Updated

Severe storms and floods in the Carpathian Mountains killed 13 people in Ukraine and another five people in neighboring Romania, officials said Sunday. Two other people were missing in Ukraine.

Five days of heavy rain near the Prut and Dniestr rivers caused floods that damaged more than 21,000 houses, Ukraine's Emergency Ministry said in a statement.

Ukrainian officials evacuated more than 8,000 people and reported that over 300 towns and villages were left without electricity.
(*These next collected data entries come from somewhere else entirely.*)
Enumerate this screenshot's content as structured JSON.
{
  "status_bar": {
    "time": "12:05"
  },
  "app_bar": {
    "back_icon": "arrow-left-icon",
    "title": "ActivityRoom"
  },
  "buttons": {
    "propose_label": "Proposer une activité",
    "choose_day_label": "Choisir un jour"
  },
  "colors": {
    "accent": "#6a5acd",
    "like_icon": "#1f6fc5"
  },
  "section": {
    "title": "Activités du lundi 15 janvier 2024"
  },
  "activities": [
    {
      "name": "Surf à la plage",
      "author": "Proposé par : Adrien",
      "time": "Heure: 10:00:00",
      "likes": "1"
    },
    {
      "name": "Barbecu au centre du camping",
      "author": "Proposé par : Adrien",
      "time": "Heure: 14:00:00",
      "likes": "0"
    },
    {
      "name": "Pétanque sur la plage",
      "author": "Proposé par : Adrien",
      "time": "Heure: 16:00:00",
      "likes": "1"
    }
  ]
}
The government said damages are estimated at more than $300 million.

"Ukraine has not seen anything like this in 100 years," First Deputy Prime Minister Oleksandr Turchinov said in televised remarks.

Ukrainian President Viktor Yushchenko declared the region a national disaster area, leaving festivities marking the 1,020th anniversary of the country's adoption of Christianity in Kiev, the capital, to fly to the heaviest-hit region of Ivano-Frankivsk in southwestern Ukraine.

The storms will continue for at least another 24 hours and water levels are expected to rise further, the meteorological service said.

Prime Minister Yulia Tymoshenko, who had already been touring the region, called for a parliament session to allocate disaster relief funds.

In northern Romania, five people died in flooding and heavy rain in areas bordering Ukraine, and power outages affected around 20,000 people, officials said.